COVID-19

COVID-19 under the microscope
COVID-19 under the microscope

Academic Lead: Dr Hasti Robbie

Clinical Lead: Dr Hasti Robbie and Dr Cheng Fang

Clinical Area: Infectious disease

Partner: Dr James Teo, Dr Rachel Sparks, Dr Jorge Cardoso, Dr Thomas Booth, Pedro Borges, David Wood, Richard Shaw, Anthony Shek

COVID-19 results in a multicompartmental disease in the lungs, which not only involves lung parenchyma, the portion of the lung involved in gas transfer, but also affects pulmonary vasculature.

The aim of our study is to evaluate regional pulmonary vasculopathy using artificial intelligence.

There is physiologic and imaging data indicating presence of pulmonary angiopathy in COVID-19 that ultimately leads to defects in the lungs. However, this aspect of disease process in COVID-19 is not very well understood and requires further research.

Our retrospective single centre study consists of patients with confirmed COVID-19 on reverse transcription polymerase chain reaction (RT-PCR) who underwent unenhanced CT chest followed by CT pulmonary angiogram (CTPA) during the first wave of the pandemic.

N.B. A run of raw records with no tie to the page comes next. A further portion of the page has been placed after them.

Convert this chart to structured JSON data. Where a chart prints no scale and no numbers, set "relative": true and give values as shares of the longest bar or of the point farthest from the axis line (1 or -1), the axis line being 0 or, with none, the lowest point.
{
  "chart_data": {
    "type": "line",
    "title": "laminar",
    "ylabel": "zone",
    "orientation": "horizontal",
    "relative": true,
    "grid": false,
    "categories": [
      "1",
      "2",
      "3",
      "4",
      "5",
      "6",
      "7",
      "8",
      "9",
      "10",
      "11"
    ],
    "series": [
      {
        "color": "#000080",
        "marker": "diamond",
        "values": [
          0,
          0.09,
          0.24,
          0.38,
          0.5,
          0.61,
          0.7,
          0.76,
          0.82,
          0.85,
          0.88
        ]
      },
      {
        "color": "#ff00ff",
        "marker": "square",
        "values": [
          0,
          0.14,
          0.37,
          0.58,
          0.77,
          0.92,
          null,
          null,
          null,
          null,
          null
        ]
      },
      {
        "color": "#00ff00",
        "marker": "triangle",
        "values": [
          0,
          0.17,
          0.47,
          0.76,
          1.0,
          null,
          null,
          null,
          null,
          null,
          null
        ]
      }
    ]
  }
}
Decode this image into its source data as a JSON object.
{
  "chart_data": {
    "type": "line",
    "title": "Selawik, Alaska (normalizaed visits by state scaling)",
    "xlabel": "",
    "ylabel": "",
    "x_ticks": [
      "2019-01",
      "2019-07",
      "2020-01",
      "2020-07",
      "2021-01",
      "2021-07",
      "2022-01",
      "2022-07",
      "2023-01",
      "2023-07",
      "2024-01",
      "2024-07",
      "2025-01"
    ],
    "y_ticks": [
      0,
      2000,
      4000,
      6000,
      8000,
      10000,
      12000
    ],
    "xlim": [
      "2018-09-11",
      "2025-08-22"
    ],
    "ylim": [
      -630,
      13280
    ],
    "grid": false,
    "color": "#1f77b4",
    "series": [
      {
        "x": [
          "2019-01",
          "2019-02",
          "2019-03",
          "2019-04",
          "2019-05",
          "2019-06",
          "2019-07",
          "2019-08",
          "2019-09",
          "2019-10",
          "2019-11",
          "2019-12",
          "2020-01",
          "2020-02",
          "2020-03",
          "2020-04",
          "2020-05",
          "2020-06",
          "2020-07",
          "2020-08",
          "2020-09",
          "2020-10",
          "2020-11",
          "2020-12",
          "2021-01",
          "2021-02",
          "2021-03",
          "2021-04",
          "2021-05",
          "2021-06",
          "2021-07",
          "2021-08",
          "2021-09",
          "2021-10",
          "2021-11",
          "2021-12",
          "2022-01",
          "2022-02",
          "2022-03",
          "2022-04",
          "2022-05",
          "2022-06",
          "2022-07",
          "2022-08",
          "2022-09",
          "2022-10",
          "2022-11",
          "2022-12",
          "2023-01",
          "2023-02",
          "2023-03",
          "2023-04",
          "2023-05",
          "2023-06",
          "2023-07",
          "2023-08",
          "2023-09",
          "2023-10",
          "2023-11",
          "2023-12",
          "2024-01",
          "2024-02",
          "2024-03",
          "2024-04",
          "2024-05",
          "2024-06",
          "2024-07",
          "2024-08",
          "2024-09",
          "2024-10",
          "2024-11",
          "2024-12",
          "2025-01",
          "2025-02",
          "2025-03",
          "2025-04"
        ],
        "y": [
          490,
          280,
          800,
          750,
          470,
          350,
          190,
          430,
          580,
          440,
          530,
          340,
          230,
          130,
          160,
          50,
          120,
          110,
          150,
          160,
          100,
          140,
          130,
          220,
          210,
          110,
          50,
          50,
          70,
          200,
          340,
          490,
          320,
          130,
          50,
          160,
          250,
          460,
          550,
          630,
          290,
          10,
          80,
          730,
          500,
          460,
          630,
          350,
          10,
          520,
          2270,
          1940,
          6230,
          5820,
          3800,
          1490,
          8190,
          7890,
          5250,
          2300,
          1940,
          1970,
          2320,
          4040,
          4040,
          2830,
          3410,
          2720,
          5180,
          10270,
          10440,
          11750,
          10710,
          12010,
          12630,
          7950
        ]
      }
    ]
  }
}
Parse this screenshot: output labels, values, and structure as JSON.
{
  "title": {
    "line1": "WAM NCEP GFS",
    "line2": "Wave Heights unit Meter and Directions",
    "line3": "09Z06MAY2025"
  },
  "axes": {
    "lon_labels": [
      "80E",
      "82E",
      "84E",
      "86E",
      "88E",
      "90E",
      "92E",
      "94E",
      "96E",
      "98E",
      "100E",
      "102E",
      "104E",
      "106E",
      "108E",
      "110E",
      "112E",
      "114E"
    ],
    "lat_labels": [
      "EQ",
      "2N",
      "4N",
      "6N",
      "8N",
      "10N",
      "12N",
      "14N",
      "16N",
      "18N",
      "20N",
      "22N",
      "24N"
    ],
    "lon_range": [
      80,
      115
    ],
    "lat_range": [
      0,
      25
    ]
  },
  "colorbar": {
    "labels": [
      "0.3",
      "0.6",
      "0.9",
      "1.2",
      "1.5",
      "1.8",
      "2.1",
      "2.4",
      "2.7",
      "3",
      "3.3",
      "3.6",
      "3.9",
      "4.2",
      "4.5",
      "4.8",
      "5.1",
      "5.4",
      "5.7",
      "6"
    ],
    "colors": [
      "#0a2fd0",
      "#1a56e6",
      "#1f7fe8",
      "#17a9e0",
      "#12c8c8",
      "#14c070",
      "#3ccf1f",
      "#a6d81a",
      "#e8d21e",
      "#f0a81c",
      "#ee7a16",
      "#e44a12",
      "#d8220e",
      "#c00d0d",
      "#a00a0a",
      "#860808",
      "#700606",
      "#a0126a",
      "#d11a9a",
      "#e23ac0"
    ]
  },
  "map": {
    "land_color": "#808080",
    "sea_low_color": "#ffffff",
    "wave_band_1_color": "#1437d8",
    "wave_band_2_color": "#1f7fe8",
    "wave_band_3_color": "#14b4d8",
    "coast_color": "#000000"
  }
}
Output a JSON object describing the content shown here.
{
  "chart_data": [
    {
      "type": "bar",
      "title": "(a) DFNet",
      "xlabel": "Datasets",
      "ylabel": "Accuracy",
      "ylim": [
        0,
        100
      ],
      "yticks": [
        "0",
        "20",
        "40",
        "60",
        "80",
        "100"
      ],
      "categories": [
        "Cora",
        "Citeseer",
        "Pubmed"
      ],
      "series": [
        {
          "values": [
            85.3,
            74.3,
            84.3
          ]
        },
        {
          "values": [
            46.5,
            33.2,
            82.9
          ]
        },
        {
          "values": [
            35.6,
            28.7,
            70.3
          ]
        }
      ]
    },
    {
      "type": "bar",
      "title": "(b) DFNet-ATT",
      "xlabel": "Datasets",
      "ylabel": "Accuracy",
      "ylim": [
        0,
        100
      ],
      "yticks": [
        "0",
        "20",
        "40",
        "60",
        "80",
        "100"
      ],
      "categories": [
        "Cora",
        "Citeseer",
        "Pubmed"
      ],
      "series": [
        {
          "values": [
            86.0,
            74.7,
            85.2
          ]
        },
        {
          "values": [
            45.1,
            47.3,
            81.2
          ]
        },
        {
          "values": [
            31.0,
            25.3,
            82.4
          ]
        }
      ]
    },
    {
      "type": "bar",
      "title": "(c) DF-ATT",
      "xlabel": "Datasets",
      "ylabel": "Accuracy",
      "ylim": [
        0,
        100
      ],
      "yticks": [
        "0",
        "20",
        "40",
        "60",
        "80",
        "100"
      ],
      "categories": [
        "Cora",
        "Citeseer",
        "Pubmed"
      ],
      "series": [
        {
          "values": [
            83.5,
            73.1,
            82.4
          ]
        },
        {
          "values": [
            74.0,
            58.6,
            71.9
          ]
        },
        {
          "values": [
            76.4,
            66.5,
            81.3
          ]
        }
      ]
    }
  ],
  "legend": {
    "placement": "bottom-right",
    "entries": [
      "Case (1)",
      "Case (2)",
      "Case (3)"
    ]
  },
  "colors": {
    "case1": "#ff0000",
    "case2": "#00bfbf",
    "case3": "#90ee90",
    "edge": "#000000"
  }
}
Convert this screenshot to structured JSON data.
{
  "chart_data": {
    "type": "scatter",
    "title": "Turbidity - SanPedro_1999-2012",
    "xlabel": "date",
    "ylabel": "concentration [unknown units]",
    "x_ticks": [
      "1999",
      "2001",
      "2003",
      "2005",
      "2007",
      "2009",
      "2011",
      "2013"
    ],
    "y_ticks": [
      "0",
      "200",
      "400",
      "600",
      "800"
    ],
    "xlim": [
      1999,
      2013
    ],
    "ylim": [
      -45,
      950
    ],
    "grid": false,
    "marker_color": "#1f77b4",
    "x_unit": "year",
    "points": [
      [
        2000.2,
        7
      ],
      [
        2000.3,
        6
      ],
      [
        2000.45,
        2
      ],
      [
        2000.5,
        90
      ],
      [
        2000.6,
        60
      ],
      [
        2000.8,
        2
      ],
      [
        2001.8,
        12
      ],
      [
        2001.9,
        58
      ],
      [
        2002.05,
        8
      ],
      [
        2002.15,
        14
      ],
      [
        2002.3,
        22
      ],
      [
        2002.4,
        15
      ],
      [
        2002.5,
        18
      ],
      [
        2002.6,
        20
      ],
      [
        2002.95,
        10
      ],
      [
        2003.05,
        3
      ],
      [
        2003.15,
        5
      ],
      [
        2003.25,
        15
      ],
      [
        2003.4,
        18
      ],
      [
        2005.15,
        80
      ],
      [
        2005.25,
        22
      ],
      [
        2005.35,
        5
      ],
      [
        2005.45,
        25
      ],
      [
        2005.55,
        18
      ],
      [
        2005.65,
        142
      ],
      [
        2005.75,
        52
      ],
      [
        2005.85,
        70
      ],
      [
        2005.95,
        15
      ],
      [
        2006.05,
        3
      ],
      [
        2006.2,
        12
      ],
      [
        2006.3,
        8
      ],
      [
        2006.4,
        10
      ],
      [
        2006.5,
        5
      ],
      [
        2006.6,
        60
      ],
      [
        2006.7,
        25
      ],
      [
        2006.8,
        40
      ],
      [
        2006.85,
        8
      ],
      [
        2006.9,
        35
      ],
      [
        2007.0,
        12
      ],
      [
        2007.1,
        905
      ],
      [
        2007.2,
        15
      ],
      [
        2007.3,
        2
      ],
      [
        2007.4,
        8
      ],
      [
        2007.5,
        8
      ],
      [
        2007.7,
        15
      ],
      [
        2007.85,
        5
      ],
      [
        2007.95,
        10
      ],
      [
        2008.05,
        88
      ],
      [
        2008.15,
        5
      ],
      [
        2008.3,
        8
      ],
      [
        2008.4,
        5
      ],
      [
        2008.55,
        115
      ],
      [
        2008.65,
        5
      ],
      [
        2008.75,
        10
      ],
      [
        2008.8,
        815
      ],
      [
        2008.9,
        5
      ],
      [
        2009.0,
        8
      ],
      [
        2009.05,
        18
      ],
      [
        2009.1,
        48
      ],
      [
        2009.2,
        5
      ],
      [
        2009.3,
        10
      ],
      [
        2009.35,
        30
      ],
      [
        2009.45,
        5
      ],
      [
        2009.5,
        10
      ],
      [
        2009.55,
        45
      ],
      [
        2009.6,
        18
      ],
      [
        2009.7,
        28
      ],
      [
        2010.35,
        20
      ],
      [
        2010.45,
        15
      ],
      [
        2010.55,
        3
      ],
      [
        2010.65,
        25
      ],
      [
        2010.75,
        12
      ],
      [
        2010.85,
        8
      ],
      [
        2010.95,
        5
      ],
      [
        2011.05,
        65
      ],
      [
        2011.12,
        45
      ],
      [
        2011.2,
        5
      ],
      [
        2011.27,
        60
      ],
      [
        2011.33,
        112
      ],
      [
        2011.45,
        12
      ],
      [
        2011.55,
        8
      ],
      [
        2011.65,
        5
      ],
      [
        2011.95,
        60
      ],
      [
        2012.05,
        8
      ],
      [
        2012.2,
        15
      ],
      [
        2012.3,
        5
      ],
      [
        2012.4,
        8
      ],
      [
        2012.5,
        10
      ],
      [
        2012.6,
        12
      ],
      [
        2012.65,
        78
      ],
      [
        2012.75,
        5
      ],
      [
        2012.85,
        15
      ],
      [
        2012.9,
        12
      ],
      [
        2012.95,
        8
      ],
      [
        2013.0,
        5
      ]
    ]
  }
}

The study is currently at analysis stage, looking at the relationship between visual annotations performed by chest radiologists and algorithm output. AI would quantify the amount of diseased lung versus healthy lung, which will then be correlated with the visual scores performed by radiologist and other clinical parameters.

The results of this study can help facilitate future research to better understand the disease process in COVID-19. This can lead to target therapy to minimise vasculopathy in COVID-19 by means of supressing specific overdriven immune pathways to minimise their adverse impact on pulmonary vasculature. The results of this study could also be applicable to a large group of diffuse lung disease including interstitial lung diseases and diseases with pulmonary vasculopathy such as sickle cell lung disease.

The project is a collaboration between the Clinical Radiology Department at King’s College Hospital and The London Medical Imaging & AI Centre for Value Based Healthcare.